Columbus – uno dei titoli più apprezzati all’ultimo Sundance – è l’opera d’esordio di kogonada, nickname di uno dei noti autori di video essay della rete (suoi sono, per esempio, gli imitatissimi video Wes Anderson// Centered e Kubrick// One Point Perspective).

Al centro del film c’è l’incontro fra due personaggi “sospesi”: Casey (Haley Lu Richardson), che ha finito il liceo e invece di andare al college è rimasta accanto alla madre, dipendente da metanfetamina, e Jin (John Cho), arrivato negli Stati Uniti dalla Corea per vedere il padre, un professore di architettura ricoverato in ospedale, con cui Jin ha un rapporto conflittuale. La Columbus in cui il film è ambientato, quindi, non è solo una cittadina dell’Indiana tempio dell’architettura modernista, ma diventa un vero e proprio limbo, un luogo in cui le esistenze dei protagonisti sembrano messe in pausa, e l’azione cede il posto a un perdersi contemplativo in quegli spazi che nel film assumono un ruolo centrale. L’innamoramento di Casey per gli edifici di Deborah Berke, Eero e Eliel Saarinen o Harry Weese è condiviso dal regista, che rende protagonista questo straordinario sito architettonico. C’è una tensione dialettica palpabile, in questo film, fra l’istanza che osserva e lo spazio osservato: nel prendere posizione la macchina da presa sembra negoziarla costantemente con le linee, i bordi, le trasparenze e gli ostacoli che si trova di fronte, tant’è che i movimenti di macchina sono assenti, quasi a non voler rompere un equilibrio guadagnato a fatica.

L’esaltazione delle superfici, delle simmetrie, della profondità di campo però in Columbus non è un orpello estetico, o un modo per conferire al film una ricercatezza fine a se stessa: l’ordine visivo rigorosissimo accoglie due solitudini che si rispecchiano con precisione simmetrica, come le file di scaffali nella Cleo Rogers Memorial Library o i due bracci a L che incorniciano la facciata del Columbus City Hall: tanto Casey si trincera dietro i suoi doveri filiali per non affrontare il futuro, quanto Jin cerca di dimenticare il passato e rifiuta, invece, di assumere il ruolo di figlio devoto per un padre assente (un’assenza resa letterale nel film: lo vediamo solo di spalle, in lontananza, ne intravediamo appena i piedi dalla porta della stanza in ospedale). E lo smarrimento esistenziale dei protagonisti ha il suo rovescio nell’utopia modernista della razionalità, della funzionalità, del progresso: gli edifici di Columbus, con le loro forme nette e regolari, con le loro trasparenze, regalano l’illusione di un ordine nel fluire caotico dell’esistente.

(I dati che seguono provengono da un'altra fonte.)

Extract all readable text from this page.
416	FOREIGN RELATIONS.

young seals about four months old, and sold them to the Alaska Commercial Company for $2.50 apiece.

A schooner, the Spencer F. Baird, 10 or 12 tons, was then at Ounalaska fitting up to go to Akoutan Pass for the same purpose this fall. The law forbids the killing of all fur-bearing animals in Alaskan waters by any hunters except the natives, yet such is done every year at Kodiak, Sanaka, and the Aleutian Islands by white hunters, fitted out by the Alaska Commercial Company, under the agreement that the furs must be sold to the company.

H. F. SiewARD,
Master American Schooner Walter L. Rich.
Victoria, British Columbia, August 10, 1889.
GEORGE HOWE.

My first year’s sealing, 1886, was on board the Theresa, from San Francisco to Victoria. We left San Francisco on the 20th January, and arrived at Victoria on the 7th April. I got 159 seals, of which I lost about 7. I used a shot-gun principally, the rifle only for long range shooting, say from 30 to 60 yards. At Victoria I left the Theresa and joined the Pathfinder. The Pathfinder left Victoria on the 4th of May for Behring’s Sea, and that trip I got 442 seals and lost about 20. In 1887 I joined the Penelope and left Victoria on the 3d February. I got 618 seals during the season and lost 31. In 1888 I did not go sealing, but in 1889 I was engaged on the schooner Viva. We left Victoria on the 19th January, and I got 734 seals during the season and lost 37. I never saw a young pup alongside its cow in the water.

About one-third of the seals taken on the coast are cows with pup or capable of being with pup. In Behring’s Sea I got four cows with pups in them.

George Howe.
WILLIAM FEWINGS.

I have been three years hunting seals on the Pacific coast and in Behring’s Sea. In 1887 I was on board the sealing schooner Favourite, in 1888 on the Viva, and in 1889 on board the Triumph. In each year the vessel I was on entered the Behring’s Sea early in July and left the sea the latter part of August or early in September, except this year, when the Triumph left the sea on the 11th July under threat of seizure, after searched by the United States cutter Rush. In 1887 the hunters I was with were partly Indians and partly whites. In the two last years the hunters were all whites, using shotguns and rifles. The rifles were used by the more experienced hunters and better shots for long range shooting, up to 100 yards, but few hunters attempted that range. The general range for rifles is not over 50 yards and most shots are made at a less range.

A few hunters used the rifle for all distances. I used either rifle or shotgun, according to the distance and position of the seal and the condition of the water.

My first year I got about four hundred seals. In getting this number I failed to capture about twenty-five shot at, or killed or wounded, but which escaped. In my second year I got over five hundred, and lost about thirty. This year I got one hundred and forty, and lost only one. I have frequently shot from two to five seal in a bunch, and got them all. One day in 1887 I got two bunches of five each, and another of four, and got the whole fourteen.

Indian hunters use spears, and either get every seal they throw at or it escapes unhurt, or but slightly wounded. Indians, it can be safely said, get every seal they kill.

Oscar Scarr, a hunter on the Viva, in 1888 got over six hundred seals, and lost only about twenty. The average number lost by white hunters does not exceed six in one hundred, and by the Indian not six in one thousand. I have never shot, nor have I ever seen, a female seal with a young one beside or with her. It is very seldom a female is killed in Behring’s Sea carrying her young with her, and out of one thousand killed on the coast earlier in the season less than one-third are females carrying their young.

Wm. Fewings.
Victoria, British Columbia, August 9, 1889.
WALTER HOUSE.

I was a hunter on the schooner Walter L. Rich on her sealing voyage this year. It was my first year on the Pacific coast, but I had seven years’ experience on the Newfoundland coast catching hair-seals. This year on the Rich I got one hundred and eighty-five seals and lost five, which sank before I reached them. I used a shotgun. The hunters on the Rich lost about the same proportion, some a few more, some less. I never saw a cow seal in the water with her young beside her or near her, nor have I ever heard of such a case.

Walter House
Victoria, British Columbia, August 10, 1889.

Columbus è il felice risultato di un apprendistato iniziato “smontando” i film di Ozu – la cui concezione degli spazi è in effetti ripresa qui in maniera evidente. Il nesso con la pratica del videosaggio, però, non si rintraccia soltanto nelle influenze, che pure ci sono, degli autori che kogonada ha analizzato nel corso degli anni. Al di là di (pochissimi) manierismi, Columbus è un film sul saper vedere: se il kogonada cinefilo ricercava in modo quasi ossessivo nei film delle ricorrenze, dei pattern che servissero in qualche modo a permettergli di dominare un’esperienza totalizzante e intensa come quella del cinema, il regista kogonada, in modo non dissimile dalla sua protagonista, esercita il proprio potere di selezione e di orientamento dello sguardo per prendere le distanze da ciò che osserva quel tanto che basta per trovare l’armonia nel disequilibrio, per non soccombere allo smarrimento e all’impotenza.

In questo senso, si potrebbe dire che la fiducia di kogonada nel potere del cinema di catturare la bellezza, di farci vedere l’esistente con occhi nuovi, di dare un ordine al reale, fa di lui uno degli ultimi modernisti.